Aynı eve daha önce Turgut Özal Başbakan olarak, aynı yılın kışında
da Cumhurbaşkanı olarak geldi. Ayrıca evimde ağırlananlar arasında
İsmet İnönü de, Bülent Ecevit de, Süleyman Demirel de, Necmettin
Erbakan da var.”
Yani demeye getiriyor ki:
“Bizim ev, her türlü devlet başkanını ağırlar. Bu bağlamda Kenan
Evren’i de ağırlayıverdi.”
İyi, güzel de Mehmet Barlas, benim anlamadığım şu:
Senin evinin, bütün devlet başkanlarını ağırlamak gibi bir
yükümlülüğü mü var?
Hani Kamerun Cumhurbaşkanı falan olursun da, “Falanca devlet
adamını neden ağırladın evinde?” diye sorulduğunda, “Ne yapayım
birader, protokol icabı...” dersin.
Bir gazeteci olarak senin bu türden bir protokol zorunluluğun mu
var?
Kenan Evren’e “Sen bir darbecisin... Gelme evime...” diyemedin
mi?
Bir gazeteci, hiç de zorunlu olmadığı halde her gelen lideri evinde
ağırlıyorsa, ona “her devrin adamı” denmez de ne denir?
* * *
Hakkını yemeyelim...
Belki de Mehmet Barlas, evinde ağırladığı devlet adamlarının şeref
listesini, benim gibi “kenar mahalleden gelmiş/çakmaların çakması”

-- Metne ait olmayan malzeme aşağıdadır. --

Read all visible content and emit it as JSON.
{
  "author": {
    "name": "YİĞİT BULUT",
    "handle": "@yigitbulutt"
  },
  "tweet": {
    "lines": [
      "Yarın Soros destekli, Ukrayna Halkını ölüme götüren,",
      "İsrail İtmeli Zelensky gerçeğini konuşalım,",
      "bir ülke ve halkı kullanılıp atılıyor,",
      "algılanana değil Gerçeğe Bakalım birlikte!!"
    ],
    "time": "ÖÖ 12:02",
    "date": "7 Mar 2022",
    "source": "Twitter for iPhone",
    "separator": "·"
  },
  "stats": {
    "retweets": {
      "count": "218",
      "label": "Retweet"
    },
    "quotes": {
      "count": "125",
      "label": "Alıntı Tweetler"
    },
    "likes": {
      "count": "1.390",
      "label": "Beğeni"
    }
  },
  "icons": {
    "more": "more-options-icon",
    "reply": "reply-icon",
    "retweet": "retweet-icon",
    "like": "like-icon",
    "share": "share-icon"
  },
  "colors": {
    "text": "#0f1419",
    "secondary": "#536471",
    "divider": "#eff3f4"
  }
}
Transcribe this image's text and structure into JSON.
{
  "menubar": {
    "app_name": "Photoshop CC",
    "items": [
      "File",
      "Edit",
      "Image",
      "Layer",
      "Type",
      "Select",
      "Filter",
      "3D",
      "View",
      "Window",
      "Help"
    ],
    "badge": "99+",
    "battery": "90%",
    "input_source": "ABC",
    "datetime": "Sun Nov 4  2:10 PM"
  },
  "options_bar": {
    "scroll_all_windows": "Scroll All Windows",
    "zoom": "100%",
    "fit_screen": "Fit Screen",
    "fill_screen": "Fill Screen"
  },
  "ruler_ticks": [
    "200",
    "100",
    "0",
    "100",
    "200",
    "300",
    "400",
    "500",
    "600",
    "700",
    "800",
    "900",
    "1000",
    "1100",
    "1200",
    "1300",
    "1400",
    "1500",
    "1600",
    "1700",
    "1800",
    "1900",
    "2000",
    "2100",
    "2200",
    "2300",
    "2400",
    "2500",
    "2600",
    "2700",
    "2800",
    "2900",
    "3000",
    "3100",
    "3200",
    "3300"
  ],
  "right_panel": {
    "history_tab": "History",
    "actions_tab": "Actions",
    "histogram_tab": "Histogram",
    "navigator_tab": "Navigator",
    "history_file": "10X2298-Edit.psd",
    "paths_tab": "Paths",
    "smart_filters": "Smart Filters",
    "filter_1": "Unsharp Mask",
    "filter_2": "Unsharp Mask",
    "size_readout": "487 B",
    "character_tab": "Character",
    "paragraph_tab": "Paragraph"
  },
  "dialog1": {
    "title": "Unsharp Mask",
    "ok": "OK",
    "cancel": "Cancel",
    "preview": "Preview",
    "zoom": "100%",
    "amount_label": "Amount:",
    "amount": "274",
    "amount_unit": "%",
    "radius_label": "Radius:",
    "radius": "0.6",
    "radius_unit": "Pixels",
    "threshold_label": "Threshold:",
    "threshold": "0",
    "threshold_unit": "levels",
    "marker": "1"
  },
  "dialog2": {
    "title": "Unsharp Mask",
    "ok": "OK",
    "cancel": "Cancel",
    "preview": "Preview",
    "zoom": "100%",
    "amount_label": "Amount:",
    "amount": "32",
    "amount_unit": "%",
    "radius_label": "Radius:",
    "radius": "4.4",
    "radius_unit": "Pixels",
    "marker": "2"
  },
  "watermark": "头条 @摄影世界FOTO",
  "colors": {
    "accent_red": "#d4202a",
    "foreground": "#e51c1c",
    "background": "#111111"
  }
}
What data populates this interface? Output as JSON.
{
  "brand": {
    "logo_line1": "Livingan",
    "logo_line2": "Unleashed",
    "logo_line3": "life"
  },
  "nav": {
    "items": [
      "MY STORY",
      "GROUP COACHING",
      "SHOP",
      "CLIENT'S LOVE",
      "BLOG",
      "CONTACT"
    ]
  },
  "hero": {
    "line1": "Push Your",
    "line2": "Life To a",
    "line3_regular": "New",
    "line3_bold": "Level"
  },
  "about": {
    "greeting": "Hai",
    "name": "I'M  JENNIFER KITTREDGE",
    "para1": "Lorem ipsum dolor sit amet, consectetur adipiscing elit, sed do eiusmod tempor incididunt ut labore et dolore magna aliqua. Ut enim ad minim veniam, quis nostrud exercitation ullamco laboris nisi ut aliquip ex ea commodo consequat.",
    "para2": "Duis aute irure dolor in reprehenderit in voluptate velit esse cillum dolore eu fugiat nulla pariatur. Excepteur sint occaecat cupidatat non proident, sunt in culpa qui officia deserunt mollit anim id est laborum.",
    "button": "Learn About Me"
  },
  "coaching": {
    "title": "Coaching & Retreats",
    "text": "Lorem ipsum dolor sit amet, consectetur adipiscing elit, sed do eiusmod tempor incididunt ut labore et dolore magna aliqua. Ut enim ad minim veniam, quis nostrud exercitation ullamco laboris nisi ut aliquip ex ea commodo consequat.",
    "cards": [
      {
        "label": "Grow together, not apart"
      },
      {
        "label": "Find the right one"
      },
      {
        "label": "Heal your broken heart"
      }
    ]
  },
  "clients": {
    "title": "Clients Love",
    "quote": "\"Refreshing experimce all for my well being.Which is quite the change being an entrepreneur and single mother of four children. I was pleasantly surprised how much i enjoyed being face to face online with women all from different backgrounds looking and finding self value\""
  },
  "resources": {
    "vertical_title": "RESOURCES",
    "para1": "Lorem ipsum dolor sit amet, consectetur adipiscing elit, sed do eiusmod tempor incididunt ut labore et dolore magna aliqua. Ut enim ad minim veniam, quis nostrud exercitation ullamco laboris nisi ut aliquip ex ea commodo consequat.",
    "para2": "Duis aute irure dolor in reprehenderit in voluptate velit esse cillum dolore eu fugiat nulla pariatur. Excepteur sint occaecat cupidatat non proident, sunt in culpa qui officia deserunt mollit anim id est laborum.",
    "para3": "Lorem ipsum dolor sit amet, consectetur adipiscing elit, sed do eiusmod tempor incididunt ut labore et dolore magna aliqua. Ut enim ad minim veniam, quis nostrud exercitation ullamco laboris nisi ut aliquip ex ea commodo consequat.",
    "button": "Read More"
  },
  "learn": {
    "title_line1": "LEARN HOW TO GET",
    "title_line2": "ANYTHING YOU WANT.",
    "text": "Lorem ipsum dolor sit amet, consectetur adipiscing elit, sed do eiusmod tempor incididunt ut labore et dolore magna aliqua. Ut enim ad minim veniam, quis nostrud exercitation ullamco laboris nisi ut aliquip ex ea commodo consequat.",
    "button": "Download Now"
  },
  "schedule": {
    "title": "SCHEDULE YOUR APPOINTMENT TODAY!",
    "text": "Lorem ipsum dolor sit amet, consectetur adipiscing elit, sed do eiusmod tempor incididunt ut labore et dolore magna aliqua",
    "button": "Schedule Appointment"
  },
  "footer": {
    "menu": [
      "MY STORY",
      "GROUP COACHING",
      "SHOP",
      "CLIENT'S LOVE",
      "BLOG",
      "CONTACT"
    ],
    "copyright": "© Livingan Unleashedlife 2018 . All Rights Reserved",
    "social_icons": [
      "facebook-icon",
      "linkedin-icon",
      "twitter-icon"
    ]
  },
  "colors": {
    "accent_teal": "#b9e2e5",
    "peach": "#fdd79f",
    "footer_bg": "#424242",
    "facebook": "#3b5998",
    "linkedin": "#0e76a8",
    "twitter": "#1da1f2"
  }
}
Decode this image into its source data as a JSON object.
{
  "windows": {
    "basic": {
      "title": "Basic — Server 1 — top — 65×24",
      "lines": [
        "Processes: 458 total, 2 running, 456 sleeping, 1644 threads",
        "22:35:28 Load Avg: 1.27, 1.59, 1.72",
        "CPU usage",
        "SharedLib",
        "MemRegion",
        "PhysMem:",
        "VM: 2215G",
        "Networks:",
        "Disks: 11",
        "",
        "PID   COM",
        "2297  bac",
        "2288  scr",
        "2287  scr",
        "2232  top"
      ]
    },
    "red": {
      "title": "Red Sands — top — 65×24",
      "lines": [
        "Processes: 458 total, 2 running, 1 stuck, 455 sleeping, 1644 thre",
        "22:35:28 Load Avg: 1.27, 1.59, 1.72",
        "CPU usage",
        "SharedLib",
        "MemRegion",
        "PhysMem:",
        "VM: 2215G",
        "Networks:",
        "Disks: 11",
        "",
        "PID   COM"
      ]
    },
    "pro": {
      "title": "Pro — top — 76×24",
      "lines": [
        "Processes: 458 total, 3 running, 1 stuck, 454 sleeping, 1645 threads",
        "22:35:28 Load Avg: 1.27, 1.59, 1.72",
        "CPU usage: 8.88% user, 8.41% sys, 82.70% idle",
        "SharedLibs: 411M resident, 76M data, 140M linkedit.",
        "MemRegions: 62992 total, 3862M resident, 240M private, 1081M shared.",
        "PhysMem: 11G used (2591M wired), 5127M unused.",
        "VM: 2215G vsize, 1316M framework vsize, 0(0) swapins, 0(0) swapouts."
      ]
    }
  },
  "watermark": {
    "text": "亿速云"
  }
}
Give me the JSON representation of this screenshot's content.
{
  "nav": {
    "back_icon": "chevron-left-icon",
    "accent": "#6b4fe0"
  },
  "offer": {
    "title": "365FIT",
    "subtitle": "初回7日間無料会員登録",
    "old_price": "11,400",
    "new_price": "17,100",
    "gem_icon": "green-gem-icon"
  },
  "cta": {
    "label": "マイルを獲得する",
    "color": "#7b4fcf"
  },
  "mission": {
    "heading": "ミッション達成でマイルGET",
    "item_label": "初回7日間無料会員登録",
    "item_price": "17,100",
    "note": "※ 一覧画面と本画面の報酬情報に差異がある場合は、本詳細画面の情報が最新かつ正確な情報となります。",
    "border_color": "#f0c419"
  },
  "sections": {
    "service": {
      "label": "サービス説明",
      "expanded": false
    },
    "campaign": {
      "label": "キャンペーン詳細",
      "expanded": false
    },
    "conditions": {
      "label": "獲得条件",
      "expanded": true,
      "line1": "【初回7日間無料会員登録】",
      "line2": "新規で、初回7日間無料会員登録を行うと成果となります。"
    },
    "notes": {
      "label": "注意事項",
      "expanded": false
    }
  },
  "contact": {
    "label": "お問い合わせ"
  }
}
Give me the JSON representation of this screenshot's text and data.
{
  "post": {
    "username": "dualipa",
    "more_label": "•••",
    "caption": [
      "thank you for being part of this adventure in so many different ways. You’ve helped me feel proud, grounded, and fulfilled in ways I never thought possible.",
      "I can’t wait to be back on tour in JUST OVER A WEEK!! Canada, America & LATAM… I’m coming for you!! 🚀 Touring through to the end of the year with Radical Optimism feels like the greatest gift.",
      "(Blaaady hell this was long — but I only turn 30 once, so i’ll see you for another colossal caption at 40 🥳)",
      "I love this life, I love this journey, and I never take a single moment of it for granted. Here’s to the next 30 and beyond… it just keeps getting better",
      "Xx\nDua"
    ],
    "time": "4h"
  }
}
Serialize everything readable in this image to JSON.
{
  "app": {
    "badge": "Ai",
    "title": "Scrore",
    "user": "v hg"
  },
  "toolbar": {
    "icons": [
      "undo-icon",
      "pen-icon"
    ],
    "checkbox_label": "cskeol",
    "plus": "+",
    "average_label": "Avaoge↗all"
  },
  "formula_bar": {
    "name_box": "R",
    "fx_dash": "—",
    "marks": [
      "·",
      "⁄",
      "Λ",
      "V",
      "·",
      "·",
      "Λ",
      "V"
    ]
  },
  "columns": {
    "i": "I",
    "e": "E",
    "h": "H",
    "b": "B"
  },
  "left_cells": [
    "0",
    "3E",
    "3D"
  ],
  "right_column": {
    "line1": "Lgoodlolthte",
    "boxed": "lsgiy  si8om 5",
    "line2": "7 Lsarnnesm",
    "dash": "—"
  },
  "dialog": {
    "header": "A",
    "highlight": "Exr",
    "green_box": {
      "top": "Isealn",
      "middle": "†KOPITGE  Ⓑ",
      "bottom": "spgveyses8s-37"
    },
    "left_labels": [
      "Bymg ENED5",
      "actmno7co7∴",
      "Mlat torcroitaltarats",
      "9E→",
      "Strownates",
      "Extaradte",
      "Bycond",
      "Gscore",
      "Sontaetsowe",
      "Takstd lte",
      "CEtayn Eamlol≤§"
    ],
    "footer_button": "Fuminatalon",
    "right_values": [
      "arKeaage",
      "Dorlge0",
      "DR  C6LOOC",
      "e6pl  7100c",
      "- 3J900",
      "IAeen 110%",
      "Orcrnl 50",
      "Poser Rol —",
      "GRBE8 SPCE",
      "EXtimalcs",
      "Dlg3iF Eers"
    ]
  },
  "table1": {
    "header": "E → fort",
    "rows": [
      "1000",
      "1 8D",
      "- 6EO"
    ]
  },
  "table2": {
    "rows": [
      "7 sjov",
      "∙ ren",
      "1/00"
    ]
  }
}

bir adamın gözüne sokarak, belki de şunu demek istiyordur:
“Kardeşim ben üst sınıf bir adamım... Bizim sınıfın mensupları,
öyle darbeciymiş marbeciymiş hiç bakmadan her türlü devlet adamını
evinde ağırlar... Senin gibi kenardan gelip ortaya yerleşmeye
çalışan çakmalar, bu işten anlamazlar... Hadi git işine...”
* * *
Eğer Mehmet Barlas, böyle demek istiyorsa...
O zaman kendisine...
Demokrasinin şahlandığı şu günlerde...
Kenardakilerin iktidarının perçinlendiği şu dönemde...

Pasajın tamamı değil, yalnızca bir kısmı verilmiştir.